From Slate:
A thousand people gathered at a California Gucci outlet in the wee morning hours a few weeks ago, eager for Black Friday retail bargains. Seven times as many waited at the doors of the Macy's flagship store in New York City, and a modern-day shantytown was erected on Thanksgiving night in an Oakland Best Buy parking lot. One can only imagine the frenzy that would have broken out if someone had started handing out high-quality, free health insurance worth as much as a dozen wide-screen televisions.
And yet the bargain outlets giving away health insurance this season are eerily quiet. As Benjamin Sommers and Arnold Epstein recently reported in the
New England Journal of Medicine,
40 percent of people who qualify for free coverage through the government's Medicaid program don't sign up. In the worst-performing states, like Oregon, Florida, Georgia, and Texas, more than half the eligible people aren't enrolled. Using adjusted estimates from the U.S. Census Bureau, tens of millions of Americans don't take the freebie, and tens of billions of dollars' worth of coverage are left on the table.
That's a huge problem for the architects of health reform, whose central aim is helping the 50 million Americans now without insurance. Much attention has been paid to the "individual mandate" in the landmark bill passed earlier this year, which has now been ruled unconstitutional by a Virginia federal court. But previous experience suggests that provision's impact on rates would be trivial. The real driver of expanded coverage is a planned extension of free health care to anybody with an income below 133 percent of the poverty line—or 15 million Americans, according to an estimate from the Congressional Budget Office. This entitlement is the biggest new federal giveaway of health care since the creation of Medicare and Medicaid in 1965.

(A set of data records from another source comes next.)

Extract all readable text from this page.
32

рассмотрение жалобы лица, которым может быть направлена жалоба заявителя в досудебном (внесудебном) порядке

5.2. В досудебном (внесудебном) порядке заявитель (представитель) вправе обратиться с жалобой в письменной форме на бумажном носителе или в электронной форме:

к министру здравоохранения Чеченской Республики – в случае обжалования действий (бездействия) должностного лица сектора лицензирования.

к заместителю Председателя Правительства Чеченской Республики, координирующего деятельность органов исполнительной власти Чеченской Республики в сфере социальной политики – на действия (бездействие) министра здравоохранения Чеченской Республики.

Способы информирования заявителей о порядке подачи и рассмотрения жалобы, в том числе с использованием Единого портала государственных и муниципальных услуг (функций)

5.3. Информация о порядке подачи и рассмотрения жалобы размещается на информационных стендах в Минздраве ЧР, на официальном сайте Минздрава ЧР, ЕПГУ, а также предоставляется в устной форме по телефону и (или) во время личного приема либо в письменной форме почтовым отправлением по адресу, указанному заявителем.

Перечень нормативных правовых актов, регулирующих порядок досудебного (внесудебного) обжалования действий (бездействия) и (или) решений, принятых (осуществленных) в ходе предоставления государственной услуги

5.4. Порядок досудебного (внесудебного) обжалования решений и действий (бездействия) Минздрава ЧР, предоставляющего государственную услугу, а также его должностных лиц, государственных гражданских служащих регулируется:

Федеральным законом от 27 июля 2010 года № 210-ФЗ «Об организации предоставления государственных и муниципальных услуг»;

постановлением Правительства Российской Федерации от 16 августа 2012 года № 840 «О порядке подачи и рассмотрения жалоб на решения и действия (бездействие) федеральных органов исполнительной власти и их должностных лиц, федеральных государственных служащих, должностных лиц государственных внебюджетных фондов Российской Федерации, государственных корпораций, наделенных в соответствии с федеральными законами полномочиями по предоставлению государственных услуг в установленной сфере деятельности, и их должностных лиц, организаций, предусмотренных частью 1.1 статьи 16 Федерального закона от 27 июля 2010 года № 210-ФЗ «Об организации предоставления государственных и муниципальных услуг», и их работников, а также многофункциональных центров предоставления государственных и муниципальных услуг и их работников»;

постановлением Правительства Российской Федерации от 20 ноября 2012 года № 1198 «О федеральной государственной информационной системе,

Unfortunately, people might not show up for the bargains. Consider what happened the last time we tried to give away more health care. In the late 1990s, the State Children's Health Insurance Program made it easier for children to get Medicaid-style insurance, and by 2002, almost half of all American kids qualified for free coverage. As a result, the number of uninsured dropped from 12 million to 10 million, which was great news. But consider the missed opportunity: Among the 10 million children who still lacked coverage,
60 percent were eligible for free care but never signed up.